James McGovern is a little over the top in his title for the linked post, but I think he touches on a good point with this anecdote:
My friends thesis was based on the fact that the enterprises who go down the outsourcing route tend to lower their expectations for individual consultant productivity when pursuing outsourcing arrangements. He stated once an American company has failed at attempting outsourcing to India, he gets to come in and pick up the pieces at a higher rate. He also mentioned that this allowed his 100% US firm to staff a lot lower on the food chain that prior to outsourcing. Clients generally don't do individual interviews anymore which has afforded him the ability to place less optimal resources on projects. In the past, he worked for one of the spinoffs from the big four consulting firms who had the notion of partner. While the partner would bill out at higher rates, they wouldn't necessarily bill 100% of their time to a client. He noted that the Indian outsourcing model had the same notion of a partner only that they stayed at a single client to work on relationship-oriented issues. He believes this is another opportunity for him to take folks who are losing their technical ability to not only make them billable but to do so at extreme rates.
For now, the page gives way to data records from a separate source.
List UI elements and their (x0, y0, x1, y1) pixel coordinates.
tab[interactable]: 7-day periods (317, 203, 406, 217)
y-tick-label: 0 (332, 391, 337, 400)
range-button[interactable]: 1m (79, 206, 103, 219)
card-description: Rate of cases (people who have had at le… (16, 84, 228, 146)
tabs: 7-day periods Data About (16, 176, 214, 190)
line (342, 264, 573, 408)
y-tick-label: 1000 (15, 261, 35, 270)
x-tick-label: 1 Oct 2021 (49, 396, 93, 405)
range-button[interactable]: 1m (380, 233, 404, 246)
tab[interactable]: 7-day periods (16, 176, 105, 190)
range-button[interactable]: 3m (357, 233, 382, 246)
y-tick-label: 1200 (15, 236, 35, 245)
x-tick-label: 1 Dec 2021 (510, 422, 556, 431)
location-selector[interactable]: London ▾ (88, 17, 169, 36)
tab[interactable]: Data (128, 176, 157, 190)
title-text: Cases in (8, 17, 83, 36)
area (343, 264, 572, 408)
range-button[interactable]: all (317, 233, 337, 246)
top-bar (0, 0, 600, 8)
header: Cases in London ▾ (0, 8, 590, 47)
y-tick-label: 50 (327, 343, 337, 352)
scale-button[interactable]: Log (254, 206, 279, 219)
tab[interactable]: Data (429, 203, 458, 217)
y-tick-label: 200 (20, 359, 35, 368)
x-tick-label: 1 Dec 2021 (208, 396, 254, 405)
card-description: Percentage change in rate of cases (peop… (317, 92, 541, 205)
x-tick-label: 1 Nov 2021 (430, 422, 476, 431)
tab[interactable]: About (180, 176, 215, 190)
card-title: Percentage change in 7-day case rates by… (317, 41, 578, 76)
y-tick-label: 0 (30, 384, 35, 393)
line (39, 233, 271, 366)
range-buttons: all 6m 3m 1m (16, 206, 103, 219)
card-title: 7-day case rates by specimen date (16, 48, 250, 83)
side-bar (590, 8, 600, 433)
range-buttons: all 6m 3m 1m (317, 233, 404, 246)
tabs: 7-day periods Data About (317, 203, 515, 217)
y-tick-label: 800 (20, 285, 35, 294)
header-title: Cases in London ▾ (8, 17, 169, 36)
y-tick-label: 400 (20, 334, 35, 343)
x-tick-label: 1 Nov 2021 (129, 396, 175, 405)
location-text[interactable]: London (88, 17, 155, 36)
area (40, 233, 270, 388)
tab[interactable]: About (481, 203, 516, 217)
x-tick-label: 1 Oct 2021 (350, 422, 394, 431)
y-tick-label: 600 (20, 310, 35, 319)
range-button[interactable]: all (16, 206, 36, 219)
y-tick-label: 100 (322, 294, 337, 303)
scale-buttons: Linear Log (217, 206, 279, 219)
I'd disagree that you can get away with sending sub-standard consultants in at high rates for any period of time. Clients will notice, and that will be that. On the other hand, the offshoring experience may well lower expectations, and James touches on that with this: "He noted that the Indian outsourcing model had the same notion of a partner only that they stayed at a single client to work on relationship-oriented issues." When the consultants are 12 timezones away, that's probably most of what gets done. There's not going to be any direct technical collaboration, nor is there going to be any communication between the developers and the end users. It's a complete return to the 1970's glass house of IT approach: toss the requirements over a wall, wait N months, and see what comes back.
That approach didn't work well back then, and I see no reason for it to work well now.